KUALA LUMPUR: A protectionist policy under US President Donald Trump’s America First agenda is a threat to global trade and is viewed as a key risk to Malaysia’s economic growth, according to a panel discussion on emerging risks during the MIA International Accountants Conference 2017 yesterday.
Noel Clehane, global head of regulatory and public policy of BDO, said Trump’s protectionist stance would hurt global trade and Malaysia, which is an open economy.
“The US under President Trump has already seen the reverse of policy as a pro-free trade country, when the US pull out from the TPP (Trans-Pacific Partnership). I think of all the risks we have talked about, this is more dangerous to Malaysia’s economy in the short term. The volatility created from all such protectionism would affect all companies, including those from Malaysia,” Clehane said.
Among other risks the panel highlighted were how the European Union (EU) bloc is vulnerable to further break-ups post Brexit, the Gulf crisis, and the rising
geopolitical tension between North Korea and the US.

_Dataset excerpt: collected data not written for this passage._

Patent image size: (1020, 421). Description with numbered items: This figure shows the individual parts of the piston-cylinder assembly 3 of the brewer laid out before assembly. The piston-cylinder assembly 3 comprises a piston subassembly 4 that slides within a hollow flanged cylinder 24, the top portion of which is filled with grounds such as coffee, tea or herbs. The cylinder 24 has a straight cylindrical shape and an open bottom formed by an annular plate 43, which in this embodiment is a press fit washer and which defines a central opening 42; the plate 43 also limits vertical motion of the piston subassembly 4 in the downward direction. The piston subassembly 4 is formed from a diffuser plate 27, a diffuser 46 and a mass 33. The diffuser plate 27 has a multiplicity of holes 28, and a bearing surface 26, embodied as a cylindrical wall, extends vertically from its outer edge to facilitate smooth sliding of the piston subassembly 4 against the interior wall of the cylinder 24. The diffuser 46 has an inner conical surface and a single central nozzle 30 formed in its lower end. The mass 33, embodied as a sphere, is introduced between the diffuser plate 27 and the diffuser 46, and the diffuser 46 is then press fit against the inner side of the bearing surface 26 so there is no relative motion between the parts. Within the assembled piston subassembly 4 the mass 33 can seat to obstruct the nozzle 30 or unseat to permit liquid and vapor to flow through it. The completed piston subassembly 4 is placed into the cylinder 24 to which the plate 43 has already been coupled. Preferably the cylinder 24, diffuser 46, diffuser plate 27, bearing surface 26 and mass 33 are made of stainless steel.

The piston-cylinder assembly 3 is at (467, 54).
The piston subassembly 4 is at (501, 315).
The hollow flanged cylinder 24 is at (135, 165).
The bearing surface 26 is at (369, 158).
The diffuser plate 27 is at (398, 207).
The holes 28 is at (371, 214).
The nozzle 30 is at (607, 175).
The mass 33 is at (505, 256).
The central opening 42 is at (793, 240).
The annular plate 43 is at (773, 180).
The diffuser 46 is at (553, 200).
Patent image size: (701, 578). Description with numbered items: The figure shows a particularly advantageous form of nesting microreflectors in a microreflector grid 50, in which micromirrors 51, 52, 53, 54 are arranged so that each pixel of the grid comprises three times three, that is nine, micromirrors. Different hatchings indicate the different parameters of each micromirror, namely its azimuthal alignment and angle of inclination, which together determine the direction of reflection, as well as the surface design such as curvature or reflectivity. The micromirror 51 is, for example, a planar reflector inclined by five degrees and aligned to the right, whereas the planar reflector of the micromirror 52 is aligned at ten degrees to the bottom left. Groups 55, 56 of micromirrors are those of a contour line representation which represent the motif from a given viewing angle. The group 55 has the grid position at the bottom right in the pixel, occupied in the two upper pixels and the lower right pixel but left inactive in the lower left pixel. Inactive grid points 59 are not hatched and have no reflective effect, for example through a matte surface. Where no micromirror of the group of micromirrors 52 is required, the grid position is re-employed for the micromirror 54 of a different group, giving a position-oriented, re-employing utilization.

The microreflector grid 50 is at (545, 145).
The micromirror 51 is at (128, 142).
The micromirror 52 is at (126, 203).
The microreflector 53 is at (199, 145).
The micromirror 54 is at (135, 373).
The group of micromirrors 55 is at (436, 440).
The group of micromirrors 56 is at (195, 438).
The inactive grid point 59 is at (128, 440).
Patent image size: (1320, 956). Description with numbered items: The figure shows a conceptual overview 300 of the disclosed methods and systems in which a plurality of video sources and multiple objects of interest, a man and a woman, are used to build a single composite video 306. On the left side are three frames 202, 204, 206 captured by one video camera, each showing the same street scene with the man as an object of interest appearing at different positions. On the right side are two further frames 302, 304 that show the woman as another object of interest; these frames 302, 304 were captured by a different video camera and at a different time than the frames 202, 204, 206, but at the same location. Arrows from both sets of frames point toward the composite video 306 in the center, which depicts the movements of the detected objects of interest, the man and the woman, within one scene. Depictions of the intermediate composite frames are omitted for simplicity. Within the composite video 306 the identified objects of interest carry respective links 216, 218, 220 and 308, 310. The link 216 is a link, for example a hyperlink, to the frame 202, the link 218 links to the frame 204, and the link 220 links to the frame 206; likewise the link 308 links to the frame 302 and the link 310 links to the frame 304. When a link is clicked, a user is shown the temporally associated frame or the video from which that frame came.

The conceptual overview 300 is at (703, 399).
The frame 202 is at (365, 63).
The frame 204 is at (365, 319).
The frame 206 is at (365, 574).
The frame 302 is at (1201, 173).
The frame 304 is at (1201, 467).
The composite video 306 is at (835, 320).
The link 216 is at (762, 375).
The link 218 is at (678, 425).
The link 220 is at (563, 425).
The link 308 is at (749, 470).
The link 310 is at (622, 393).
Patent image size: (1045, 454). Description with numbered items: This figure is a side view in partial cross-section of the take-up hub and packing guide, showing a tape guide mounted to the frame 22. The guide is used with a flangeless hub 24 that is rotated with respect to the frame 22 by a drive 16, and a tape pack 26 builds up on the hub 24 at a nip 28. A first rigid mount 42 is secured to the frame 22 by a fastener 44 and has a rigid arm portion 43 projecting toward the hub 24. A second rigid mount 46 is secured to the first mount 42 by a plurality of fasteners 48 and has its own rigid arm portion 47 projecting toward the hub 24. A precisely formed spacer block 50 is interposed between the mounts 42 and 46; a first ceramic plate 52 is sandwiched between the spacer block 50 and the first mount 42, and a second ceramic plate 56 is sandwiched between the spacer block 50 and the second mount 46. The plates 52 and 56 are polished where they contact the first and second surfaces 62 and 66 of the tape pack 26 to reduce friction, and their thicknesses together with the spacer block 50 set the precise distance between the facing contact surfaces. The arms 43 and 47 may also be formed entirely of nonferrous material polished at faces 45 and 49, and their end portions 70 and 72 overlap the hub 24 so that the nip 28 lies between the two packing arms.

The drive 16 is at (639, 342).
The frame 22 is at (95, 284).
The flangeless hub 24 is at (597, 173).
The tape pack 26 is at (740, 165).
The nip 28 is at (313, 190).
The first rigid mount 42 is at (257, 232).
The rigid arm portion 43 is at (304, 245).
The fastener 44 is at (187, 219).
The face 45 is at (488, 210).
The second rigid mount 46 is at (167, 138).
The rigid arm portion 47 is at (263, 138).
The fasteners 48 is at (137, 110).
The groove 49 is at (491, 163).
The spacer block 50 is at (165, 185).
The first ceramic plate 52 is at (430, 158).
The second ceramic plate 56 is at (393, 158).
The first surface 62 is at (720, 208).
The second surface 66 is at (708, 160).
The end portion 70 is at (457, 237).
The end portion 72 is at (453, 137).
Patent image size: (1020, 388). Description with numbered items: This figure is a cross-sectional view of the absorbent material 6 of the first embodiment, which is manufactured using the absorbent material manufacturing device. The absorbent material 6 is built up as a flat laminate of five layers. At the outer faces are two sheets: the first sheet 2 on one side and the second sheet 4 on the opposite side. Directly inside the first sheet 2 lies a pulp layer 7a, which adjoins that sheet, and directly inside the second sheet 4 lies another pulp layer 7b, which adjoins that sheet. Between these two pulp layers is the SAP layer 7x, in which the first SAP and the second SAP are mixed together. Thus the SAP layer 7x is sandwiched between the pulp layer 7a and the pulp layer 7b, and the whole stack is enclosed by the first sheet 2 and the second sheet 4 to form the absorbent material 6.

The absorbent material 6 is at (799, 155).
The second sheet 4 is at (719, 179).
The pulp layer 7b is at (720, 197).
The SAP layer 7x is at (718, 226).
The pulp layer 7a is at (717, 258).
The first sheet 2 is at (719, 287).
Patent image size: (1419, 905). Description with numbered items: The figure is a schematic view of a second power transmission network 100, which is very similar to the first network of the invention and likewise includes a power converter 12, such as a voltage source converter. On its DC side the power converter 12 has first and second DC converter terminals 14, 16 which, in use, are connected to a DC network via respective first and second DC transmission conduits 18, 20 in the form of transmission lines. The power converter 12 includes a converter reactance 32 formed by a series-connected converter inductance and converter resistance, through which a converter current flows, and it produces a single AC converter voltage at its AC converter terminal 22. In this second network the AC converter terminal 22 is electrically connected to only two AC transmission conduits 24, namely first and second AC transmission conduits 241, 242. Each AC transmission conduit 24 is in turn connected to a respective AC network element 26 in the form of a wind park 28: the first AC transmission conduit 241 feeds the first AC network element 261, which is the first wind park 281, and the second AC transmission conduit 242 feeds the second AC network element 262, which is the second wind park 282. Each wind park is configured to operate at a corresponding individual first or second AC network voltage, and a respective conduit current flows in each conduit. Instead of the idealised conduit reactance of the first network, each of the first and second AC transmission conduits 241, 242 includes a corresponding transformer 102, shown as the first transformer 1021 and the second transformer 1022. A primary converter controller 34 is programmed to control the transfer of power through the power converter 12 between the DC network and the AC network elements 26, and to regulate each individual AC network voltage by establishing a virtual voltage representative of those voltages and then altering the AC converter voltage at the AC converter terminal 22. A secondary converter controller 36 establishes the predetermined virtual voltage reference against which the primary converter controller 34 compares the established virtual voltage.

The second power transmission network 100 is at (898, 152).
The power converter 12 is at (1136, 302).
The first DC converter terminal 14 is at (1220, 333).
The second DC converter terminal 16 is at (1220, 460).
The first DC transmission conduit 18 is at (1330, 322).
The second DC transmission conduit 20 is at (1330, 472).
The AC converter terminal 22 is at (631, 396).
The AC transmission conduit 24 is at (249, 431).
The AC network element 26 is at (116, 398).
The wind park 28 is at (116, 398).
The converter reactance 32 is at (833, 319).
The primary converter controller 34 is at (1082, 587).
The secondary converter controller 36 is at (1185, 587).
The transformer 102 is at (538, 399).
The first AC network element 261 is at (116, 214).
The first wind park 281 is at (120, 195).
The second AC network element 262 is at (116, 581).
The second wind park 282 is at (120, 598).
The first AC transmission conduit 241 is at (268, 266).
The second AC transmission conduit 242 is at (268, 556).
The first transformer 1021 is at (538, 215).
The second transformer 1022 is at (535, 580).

Nick Parker, president of the Institute of Chartered Accountants in England and Wales, said Brexit could result in a temporary dip in the economy as free trade gets affected, especially for the UK, but he believes that the negotiation will end in a pragmatic and sensible deal.
“I think there will be bumps along the road but I do believe the UK does has the ability to prosper post departure from the EU,” Parker said.
Khazanah Research Institute (KRI) managing director Datuk Charon Wardini Mokhzani concurred with Clehane and Parker, saying that any threat to global trade is negative to Malaysia.
“Without global trade, we will not have the standard of living we have today. Any threat to free trade is a worry for us. An example is Brexit and I don’t mean the UK pulling out from the EU as a threat to us but more so the idea in most Western democracy that free trade is not good. The region that used to champion free trade is now saying it’s not good … it’s definitely a threat to us,” he said.
As for geopolitical risk, Charon highlighted the unrest seen in Spain, where Catalonia pushed for independence, as something unseen for many years. He also pointed to the recent anti-corruption purge in Saudi Arabia, which led to high profile arrests of princes. “It is very worrying,” he said.
As for Brexit, Charon thinks Malaysia should benefit from it as the UK looks to its Commonwealth counterparts to increase trade. “From Malaysia’s viewpoint, there is potential for more trade with Britain. In terms of developing the Malaysian economy, it should be good,” he added.
Charon also shared that Malaysia’s economy has been resilient in the last two years, despite the oil price plunge.
“While the ringgit went from RM3.40 all the way to RM4.40 against the US dollar, at least, the shock is only on the currency exchange instead of the real economy. Even though the ringgit has depreciated so much, inflation is still manageable,” he added.
He said the country’s gross domestic product is expected to grow 5.2% this year, while inflation has remained manageable at about 3%, with unemployment at 3.3%, which are some of the positive indicators that Malaysia is on the right track.
“We have just enough inflation to keep the economy going. For the longer term, we have to move up the value chain and create more intellectual property,” he added.
The two-day conference this year, organised by the Malaysian Institute of Accountants, is themed “Expanding Horizons: Be Future Relevant”. The Edge is the media partner for the event, which was attended by some 3,000 delegates.